Когда я вошел, они рады были оторваться. С Мишей я был знаком, и он познакомил меня с остальными. Они отложили кисти и принялись меня рассматривать. Я измазался в грязи, и в городе мне в таком виде неудобно было появляться. Тем более дома. Они снова взялись за кисти, убедившись в моей трезвости. Тяжко так вздохнули. Может, они думали, у меня с собой бутылка, бог их знает. Постные у них стали лица, а вначале — ничего. Я разделся, повесил свои штаны и носки у печки, а сам устроился на топчане. Прикрылся драпировкой и сижу. Немного подсушусь, почищусь, думаю, и потопаю. Верно сделал, сюда завернул.
Сижу, прикрывшись драпировкой, болтаю ногами, давно ли я здесь работал? Давно ли я уходил отсюда в ночь писать на асфальте? Давно ли я сорвал народное гулянье?
Свисает с потолка бумажный абажур с причудливыми рисунками. Непонятно откуда, болтается на веревке посреди мастерской женская сорочка. На столе вперемешку с кистями, тряпками и красками — колбаса, хлеб, соль и подсолнечное масло. На полу разный мусор, кастрюлька, стакан и пачка пельменей. Над топчаном большим гвоздем прибита к стене вырезка из газеты о «летающих тарелках». На спинке единственного стула я сосчитал семь разных галстуков. А на стене холсты. Пейзажи. И у стен холсты. И стенды. Много стендов.
— Иногда я здесь ночую, если срочная работа подвернется, — сказал Миша, заметив, что я рассматриваю галстуки.
— Я думал, тебя не застану, — сказал я.
— Сезон еще не начался, мог бы не застать. Но если он начнется, то привет! Ведро хватай, афиши, запрягут! Сам знаешь.
— Знаю.
— Добыли работенку, а времени в обрез. Сезончик поджимает, и заказчики торопят.
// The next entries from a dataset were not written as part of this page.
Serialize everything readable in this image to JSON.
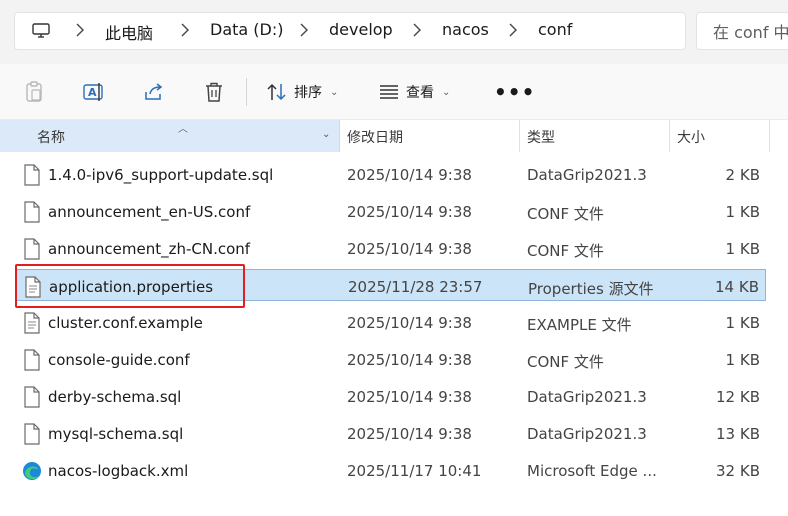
{
  "breadcrumb": {
    "items": [
      "此电脑",
      "Data (D:)",
      "develop",
      "nacos",
      "conf"
    ]
  },
  "search": {
    "placeholder": "在 conf 中"
  },
  "toolbar": {
    "sort_label": "排序",
    "view_label": "查看",
    "more_label": "•••"
  },
  "columns": {
    "name": "名称",
    "date": "修改日期",
    "type": "类型",
    "size": "大小"
  },
  "files": [
    {
      "name": "1.4.0-ipv6_support-update.sql",
      "date": "2025/10/14 9:38",
      "type": "DataGrip2021.3",
      "size": "2 KB",
      "icon": "file-icon"
    },
    {
      "name": "announcement_en-US.conf",
      "date": "2025/10/14 9:38",
      "type": "CONF 文件",
      "size": "1 KB",
      "icon": "file-icon"
    },
    {
      "name": "announcement_zh-CN.conf",
      "date": "2025/10/14 9:38",
      "type": "CONF 文件",
      "size": "1 KB",
      "icon": "file-icon"
    },
    {
      "name": "application.properties",
      "date": "2025/11/28 23:57",
      "type": "Properties 源文件",
      "size": "14 KB",
      "icon": "text-file-icon",
      "selected": true
    },
    {
      "name": "cluster.conf.example",
      "date": "2025/10/14 9:38",
      "type": "EXAMPLE 文件",
      "size": "1 KB",
      "icon": "text-file-icon"
    },
    {
      "name": "console-guide.conf",
      "date": "2025/10/14 9:38",
      "type": "CONF 文件",
      "size": "1 KB",
      "icon": "file-icon"
    },
    {
      "name": "derby-schema.sql",
      "date": "2025/10/14 9:38",
      "type": "DataGrip2021.3",
      "size": "12 KB",
      "icon": "file-icon"
    },
    {
      "name": "mysql-schema.sql",
      "date": "2025/10/14 9:38",
      "type": "DataGrip2021.3",
      "size": "13 KB",
      "icon": "file-icon"
    },
    {
      "name": "nacos-logback.xml",
      "date": "2025/11/17 10:41",
      "type": "Microsoft Edge ...",
      "size": "32 KB",
      "icon": "edge-icon"
    }
  ]
}
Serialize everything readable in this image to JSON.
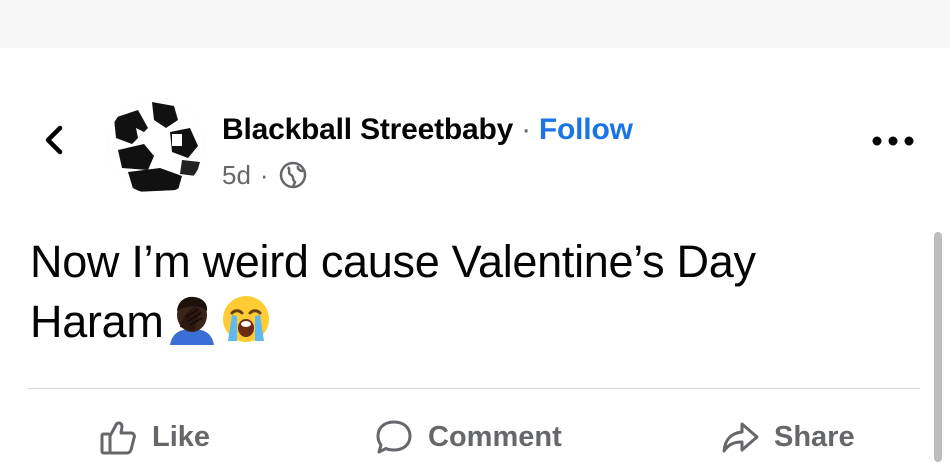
{
  "header": {
    "back_icon": "chevron-left-icon"
  },
  "post": {
    "author": {
      "name": "Blackball Streetbaby",
      "separator": "·",
      "follow_label": "Follow",
      "avatar": "profile-photo"
    },
    "meta": {
      "time": "5d",
      "separator": "·",
      "audience_icon": "globe-icon"
    },
    "more_icon": "more-horizontal-icon",
    "text_line1": "Now I’m weird cause Valentine’s Day",
    "text_line2": "Haram",
    "emojis": [
      "face-palm-emoji",
      "loudly-crying-face-emoji"
    ]
  },
  "actions": {
    "like_label": "Like",
    "comment_label": "Comment",
    "share_label": "Share"
  },
  "colors": {
    "link_blue": "#1b74e4",
    "muted_gray": "#65676b",
    "text": "#050505"
  }
}
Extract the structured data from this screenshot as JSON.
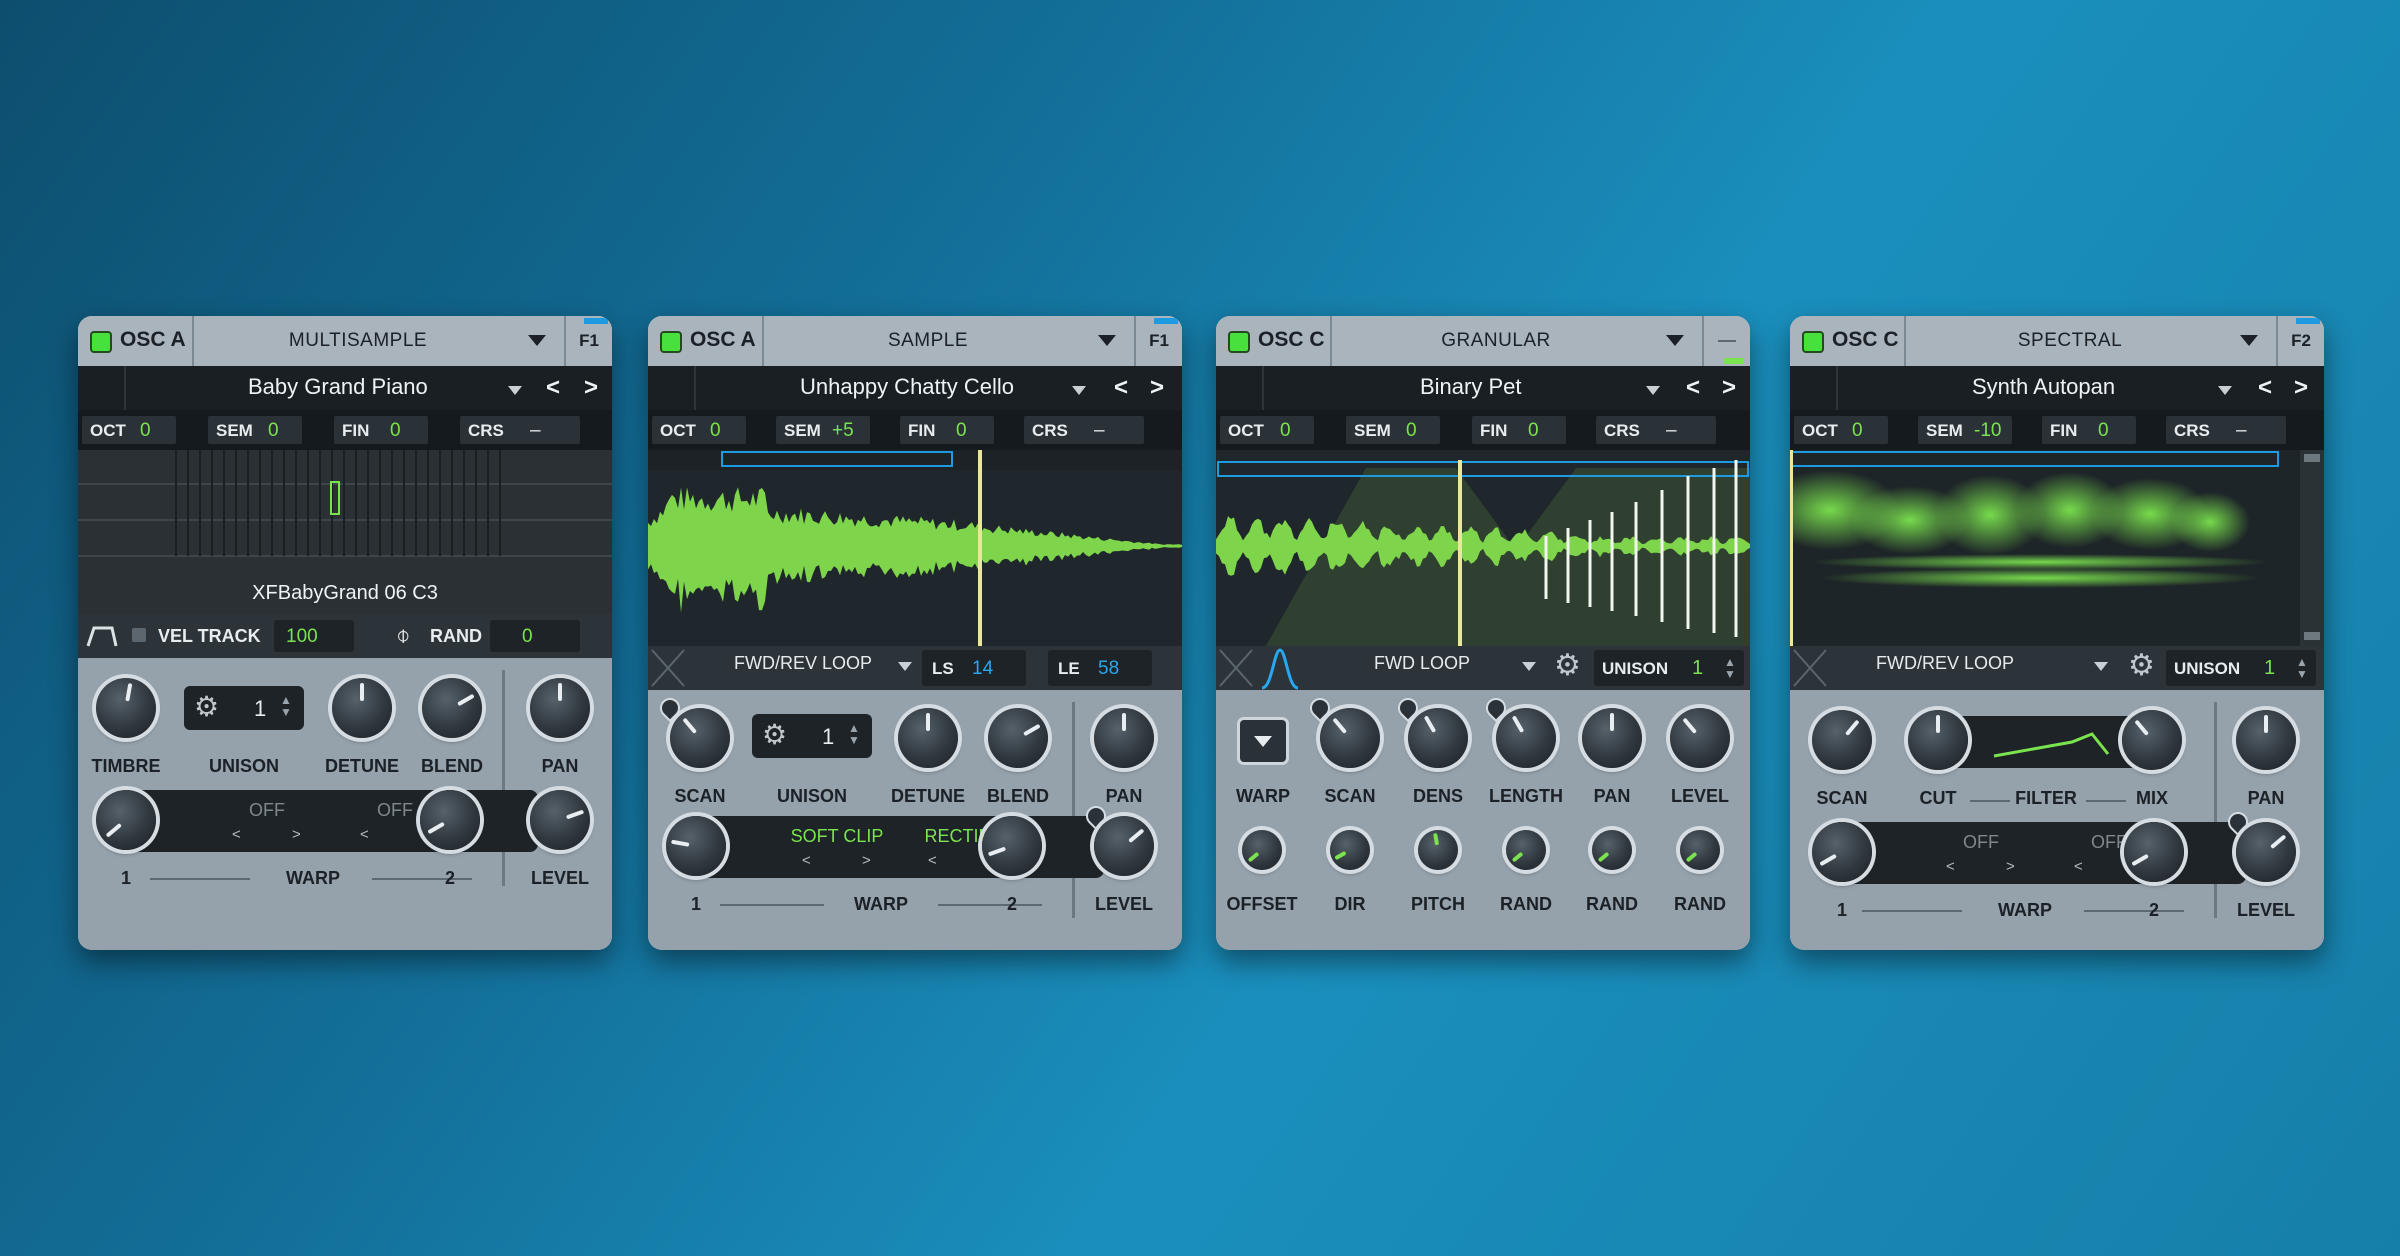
{
  "panels": [
    {
      "osc": "OSC A",
      "mode": "MULTISAMPLE",
      "f": "F1",
      "preset": "Baby Grand Piano",
      "tune": {
        "oct": "0",
        "sem": "0",
        "fin": "0",
        "crs": "–"
      },
      "sample_name": "XFBabyGrand 06 C3",
      "vel_track": "VEL TRACK",
      "vel_val": "100",
      "rand": "RAND",
      "rand_val": "0",
      "unison_val": "1",
      "labels": {
        "timbre": "TIMBRE",
        "unison": "UNISON",
        "detune": "DETUNE",
        "blend": "BLEND",
        "pan": "PAN",
        "level": "LEVEL",
        "warp": "WARP",
        "one": "1",
        "two": "2",
        "off1": "OFF",
        "off2": "OFF"
      }
    },
    {
      "osc": "OSC A",
      "mode": "SAMPLE",
      "f": "F1",
      "preset": "Unhappy Chatty Cello",
      "tune": {
        "oct": "0",
        "sem": "+5",
        "fin": "0",
        "crs": "–"
      },
      "loop": "FWD/REV LOOP",
      "ls": "LS",
      "ls_val": "14",
      "le": "LE",
      "le_val": "58",
      "unison_val": "1",
      "labels": {
        "scan": "SCAN",
        "unison": "UNISON",
        "detune": "DETUNE",
        "blend": "BLEND",
        "pan": "PAN",
        "level": "LEVEL",
        "warp": "WARP",
        "one": "1",
        "two": "2",
        "w1": "SOFT CLIP",
        "w2": "RECTIFY"
      }
    },
    {
      "osc": "OSC C",
      "mode": "GRANULAR",
      "f": "",
      "preset": "Binary Pet",
      "tune": {
        "oct": "0",
        "sem": "0",
        "fin": "0",
        "crs": "–"
      },
      "loop": "FWD LOOP",
      "unison": "UNISON",
      "unison_val": "1",
      "labels": {
        "warp": "WARP",
        "scan": "SCAN",
        "dens": "DENS",
        "length": "LENGTH",
        "pan": "PAN",
        "level": "LEVEL",
        "offset": "OFFSET",
        "dir": "DIR",
        "pitch": "PITCH",
        "rand1": "RAND",
        "rand2": "RAND",
        "rand3": "RAND"
      }
    },
    {
      "osc": "OSC C",
      "mode": "SPECTRAL",
      "f": "F2",
      "preset": "Synth Autopan",
      "tune": {
        "oct": "0",
        "sem": "-10",
        "fin": "0",
        "crs": "–"
      },
      "loop": "FWD/REV LOOP",
      "unison": "UNISON",
      "unison_val": "1",
      "labels": {
        "scan": "SCAN",
        "cut": "CUT",
        "filter": "FILTER",
        "mix": "MIX",
        "pan": "PAN",
        "level": "LEVEL",
        "warp": "WARP",
        "one": "1",
        "two": "2",
        "off1": "OFF",
        "off2": "OFF"
      }
    }
  ],
  "tune_labels": {
    "oct": "OCT",
    "sem": "SEM",
    "fin": "FIN",
    "crs": "CRS"
  },
  "colors": {
    "accent_green": "#7be34e",
    "led_green": "#47e03d",
    "loop_blue": "#1e9be0",
    "panel": "#9aa6b0"
  }
}
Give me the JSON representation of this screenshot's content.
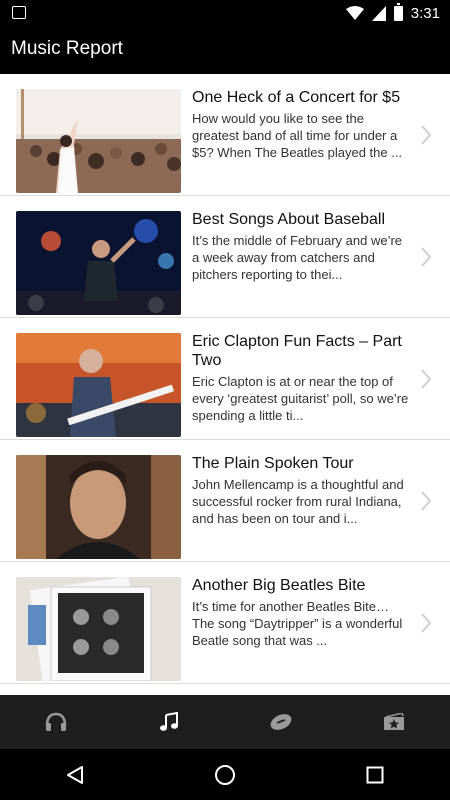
{
  "status_bar": {
    "time": "3:31"
  },
  "app": {
    "title": "Music Report"
  },
  "articles": [
    {
      "title": "One Heck of a Concert for $5",
      "snippet": "How would you like to see the greatest band of all time for under a $5? When The Beatles played the ..."
    },
    {
      "title": "Best Songs About Baseball",
      "snippet": "It’s the middle of February and we’re a week away from catchers and pitchers reporting to thei..."
    },
    {
      "title": "Eric Clapton Fun Facts – Part Two",
      "snippet": "Eric Clapton is at or near the top of every ‘greatest guitarist’ poll, so we’re spending a little ti..."
    },
    {
      "title": "The Plain Spoken Tour",
      "snippet": "John Mellencamp is a thoughtful and successful rocker from rural Indiana, and has been on tour and i..."
    },
    {
      "title": "Another Big Beatles Bite",
      "snippet": "It’s time for another Beatles Bite… The song “Daytripper” is a wonderful Beatle song that was ..."
    }
  ],
  "bottom_nav": [
    {
      "icon": "headphones-icon",
      "active": false
    },
    {
      "icon": "music-note-icon",
      "active": true
    },
    {
      "icon": "football-icon",
      "active": false
    },
    {
      "icon": "ticket-star-icon",
      "active": false
    }
  ],
  "colors": {
    "app_bar": "#000000",
    "bottom_nav": "#1e1e1e",
    "list_bg": "#ffffff",
    "active_icon": "#ffffff",
    "inactive_icon": "#9a9a9a"
  }
}
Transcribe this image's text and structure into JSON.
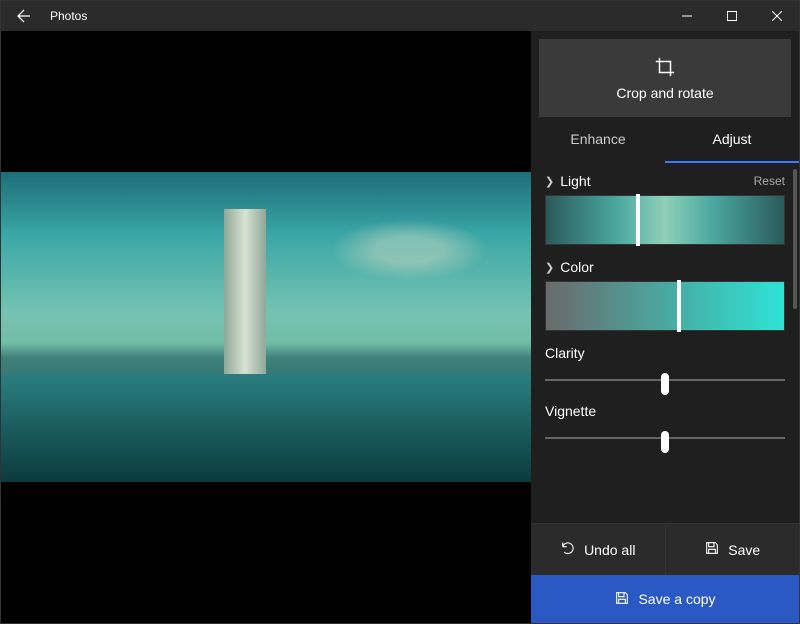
{
  "title": "Photos",
  "crop_label": "Crop and rotate",
  "tabs": {
    "enhance": "Enhance",
    "adjust": "Adjust",
    "active": "adjust"
  },
  "sections": {
    "light": {
      "label": "Light",
      "reset": "Reset",
      "handle_pct": 38
    },
    "color": {
      "label": "Color",
      "handle_pct": 55
    }
  },
  "sliders": {
    "clarity": {
      "label": "Clarity",
      "value_pct": 50
    },
    "vignette": {
      "label": "Vignette",
      "value_pct": 50
    }
  },
  "actions": {
    "undo": "Undo all",
    "save": "Save",
    "savecopy": "Save a copy"
  }
}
Молотим, брат, вовсю, сам видишь.
— Вижу.
— С утра сидим и шпарим.
— И много нашпарили?
— А мы пока не считаем.
— Ну и верно, чего считать, — сказал я.
— Деньги будем считать, — сказал Таракан.
Толстый Ахмед оторвался от работы, чтоб съесть хлеб с колбасой, на которые я собирался посягнуть. Не буду я у них просить пельмени, решил я, им самим есть нечего.
Я смотрел на четырех художников. На бледного, даже серого Сашка, который беспрерывно курил. На сосредоточенного Таракана. Жующего Ахмеда. На их стенды. Скучно. Я лег и начал засыпать. Они между собой разговаривали. Тихо ныл о полутоне Таракан. Толстяк доказывал, что цвет обойдется без полутона. Разговор усиливался, и я стал слушать.
— Цвет воздействует на свет, а свет воздействует на цвет, — сказал Сашок.
— Тон, тон, полутон, — твердил Таракан.
— Все правы, — сказал Сашок, — и ты прав, и он прав, ты по-своему, а он по-своему — все люди правы по-своему… Дело в том, что все хорошо, все правильно. А он, может быть, тебя считает неправым. Это тоже спорно, что ты сейчас заявляешь. Ты что думаешь, Рауф себя не считает выдающимся художником? Рауф тоже себя считает выдающимся художником.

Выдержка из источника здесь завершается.